Wednesday 1st November – Inspiring leadership in Intergenerational Activism

Topic: What did we learn from facilitating a three year fellowship: Inspiring leadership in Intergenerational activism

13 fellows from across the US were selected for this fellowship in which they committed to learn and seed intergenerational programs in their communities. They also signed up to become social activists in their communities.

What was the fellowship all about: “The Why, The What and the How – Reflections on what worked well and what we learned that can be improved 2nd time around.

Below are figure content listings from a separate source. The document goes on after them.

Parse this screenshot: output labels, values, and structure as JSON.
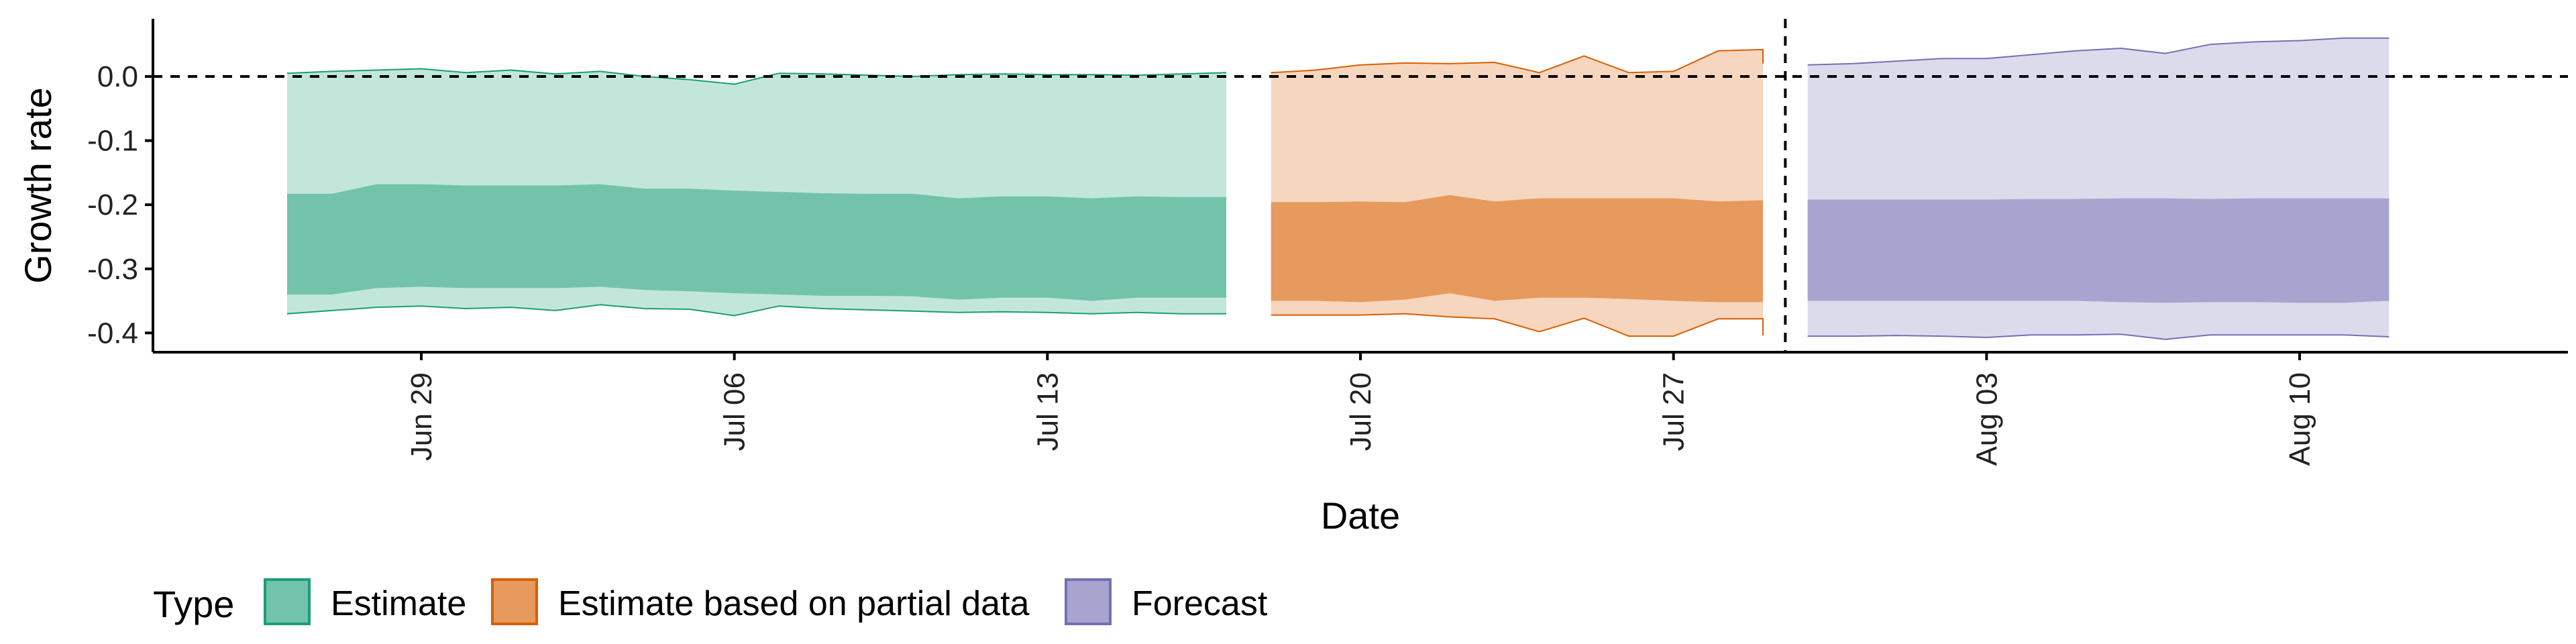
{
  "chart_data": {
    "type": "area",
    "xlabel": "Date",
    "ylabel": "Growth rate",
    "ylim": [
      -0.43,
      0.09
    ],
    "xlim": [
      "2021-06-23",
      "2021-08-16"
    ],
    "y_ticks": [
      0.0,
      -0.1,
      -0.2,
      -0.3,
      -0.4
    ],
    "y_tick_labels": [
      "0.0",
      "-0.1",
      "-0.2",
      "-0.3",
      "-0.4"
    ],
    "x_ticks": [
      "2021-06-29",
      "2021-07-06",
      "2021-07-13",
      "2021-07-20",
      "2021-07-27",
      "2021-08-03",
      "2021-08-10"
    ],
    "x_tick_labels": [
      "Jun 29",
      "Jul 06",
      "Jul 13",
      "Jul 20",
      "Jul 27",
      "Aug 03",
      "Aug 10"
    ],
    "reference_lines": [
      {
        "axis": "y",
        "value": 0,
        "style": "dashed"
      },
      {
        "axis": "x",
        "value": "2021-07-29",
        "style": "dashed"
      }
    ],
    "legend_title": "Type",
    "legend_position": "bottom-left",
    "series": [
      {
        "name": "Estimate",
        "fill": "#72C3A9",
        "fill_outer": "#C3E6DB",
        "stroke": "#1B9E77",
        "x": [
          "2021-06-26",
          "2021-06-27",
          "2021-06-28",
          "2021-06-29",
          "2021-06-30",
          "2021-07-01",
          "2021-07-02",
          "2021-07-03",
          "2021-07-04",
          "2021-07-05",
          "2021-07-06",
          "2021-07-07",
          "2021-07-08",
          "2021-07-09",
          "2021-07-10",
          "2021-07-11",
          "2021-07-12",
          "2021-07-13",
          "2021-07-14",
          "2021-07-15",
          "2021-07-16",
          "2021-07-17"
        ],
        "inner_upper": [
          -0.183,
          -0.183,
          -0.168,
          -0.168,
          -0.17,
          -0.17,
          -0.17,
          -0.168,
          -0.175,
          -0.175,
          -0.178,
          -0.18,
          -0.182,
          -0.183,
          -0.183,
          -0.19,
          -0.187,
          -0.187,
          -0.19,
          -0.187,
          -0.188,
          -0.188
        ],
        "inner_lower": [
          -0.34,
          -0.34,
          -0.33,
          -0.328,
          -0.33,
          -0.33,
          -0.33,
          -0.328,
          -0.333,
          -0.335,
          -0.338,
          -0.34,
          -0.342,
          -0.342,
          -0.343,
          -0.348,
          -0.345,
          -0.345,
          -0.35,
          -0.345,
          -0.345,
          -0.345
        ],
        "outer_upper": [
          0.005,
          0.008,
          0.01,
          0.012,
          0.006,
          0.01,
          0.004,
          0.008,
          0.0,
          -0.005,
          -0.012,
          0.005,
          0.004,
          0.002,
          0.0,
          0.003,
          0.004,
          0.003,
          0.003,
          0.002,
          0.004,
          0.006
        ],
        "outer_lower": [
          -0.37,
          -0.365,
          -0.36,
          -0.358,
          -0.362,
          -0.36,
          -0.365,
          -0.356,
          -0.362,
          -0.363,
          -0.373,
          -0.358,
          -0.362,
          -0.364,
          -0.366,
          -0.368,
          -0.367,
          -0.368,
          -0.37,
          -0.368,
          -0.37,
          -0.37
        ]
      },
      {
        "name": "Estimate based on partial data",
        "fill": "#E69A5E",
        "fill_outer": "#F6D6BE",
        "stroke": "#D95F02",
        "x": [
          "2021-07-18",
          "2021-07-19",
          "2021-07-20",
          "2021-07-21",
          "2021-07-22",
          "2021-07-23",
          "2021-07-24",
          "2021-07-25",
          "2021-07-26",
          "2021-07-27",
          "2021-07-28",
          "2021-07-29"
        ],
        "inner_upper": [
          -0.196,
          -0.196,
          -0.195,
          -0.196,
          -0.185,
          -0.195,
          -0.19,
          -0.19,
          -0.19,
          -0.19,
          -0.195,
          -0.193
        ],
        "inner_lower": [
          -0.35,
          -0.35,
          -0.352,
          -0.348,
          -0.338,
          -0.35,
          -0.345,
          -0.345,
          -0.347,
          -0.35,
          -0.352,
          -0.352
        ],
        "outer_upper": [
          0.006,
          0.01,
          0.018,
          0.021,
          0.02,
          0.022,
          0.006,
          0.032,
          0.006,
          0.008,
          0.04,
          0.042,
          0.02
        ],
        "outer_lower": [
          -0.372,
          -0.372,
          -0.372,
          -0.37,
          -0.375,
          -0.378,
          -0.398,
          -0.377,
          -0.405,
          -0.405,
          -0.378,
          -0.378,
          -0.404
        ],
        "outer_x": [
          "2021-07-18",
          "2021-07-19",
          "2021-07-20",
          "2021-07-21",
          "2021-07-22",
          "2021-07-23",
          "2021-07-24",
          "2021-07-25",
          "2021-07-26",
          "2021-07-27",
          "2021-07-28",
          "2021-07-29",
          "2021-07-29"
        ]
      },
      {
        "name": "Forecast",
        "fill": "#A8A4D0",
        "fill_outer": "#DCDBEC",
        "stroke": "#7570B3",
        "x": [
          "2021-07-30",
          "2021-07-31",
          "2021-08-01",
          "2021-08-02",
          "2021-08-03",
          "2021-08-04",
          "2021-08-05",
          "2021-08-06",
          "2021-08-07",
          "2021-08-08",
          "2021-08-09",
          "2021-08-10",
          "2021-08-11",
          "2021-08-12"
        ],
        "inner_upper": [
          -0.192,
          -0.192,
          -0.192,
          -0.192,
          -0.192,
          -0.191,
          -0.191,
          -0.19,
          -0.19,
          -0.191,
          -0.19,
          -0.19,
          -0.19,
          -0.19
        ],
        "inner_lower": [
          -0.35,
          -0.35,
          -0.35,
          -0.35,
          -0.35,
          -0.35,
          -0.35,
          -0.352,
          -0.353,
          -0.352,
          -0.352,
          -0.353,
          -0.353,
          -0.35
        ],
        "outer_upper": [
          0.018,
          0.02,
          0.024,
          0.028,
          0.028,
          0.034,
          0.04,
          0.044,
          0.036,
          0.05,
          0.054,
          0.056,
          0.06,
          0.06
        ],
        "outer_lower": [
          -0.405,
          -0.405,
          -0.404,
          -0.405,
          -0.407,
          -0.403,
          -0.403,
          -0.402,
          -0.41,
          -0.403,
          -0.403,
          -0.403,
          -0.403,
          -0.406
        ]
      }
    ]
  }
}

Guest Speaker Diana Ganger moved from Argentina with her husband and earned her M.S.W. at Washington University in St. Louis, MO, and specialised in Family therapy and Gerontology. She implemented her first intergenerational program in Haifa, Israel as a BSW student pairing middle school children with elders in congregate housing on a one on one with weekly meetings. These quality relationships and friendships left an indelible mark.

Resource Library

GWT actively shares academic evidence with members whenever possible and is still considering ways of providing a library for practitioners and interested parties to use from our website. The library would share studies and professional articles which individuals would normally be unable to access. The library will provide affirmation from the field and will be easy accessible for members to increase their knowledge and understanding of intergenerational practice providing evidence to assist in developing new, improving and sustaining projects for longer periods. The library and network meetings will provide much needed evidence which will assist individuals in future planning of projects, funding applications and for strategic players looking to embed intergenerational approaches into policy and strategic reports.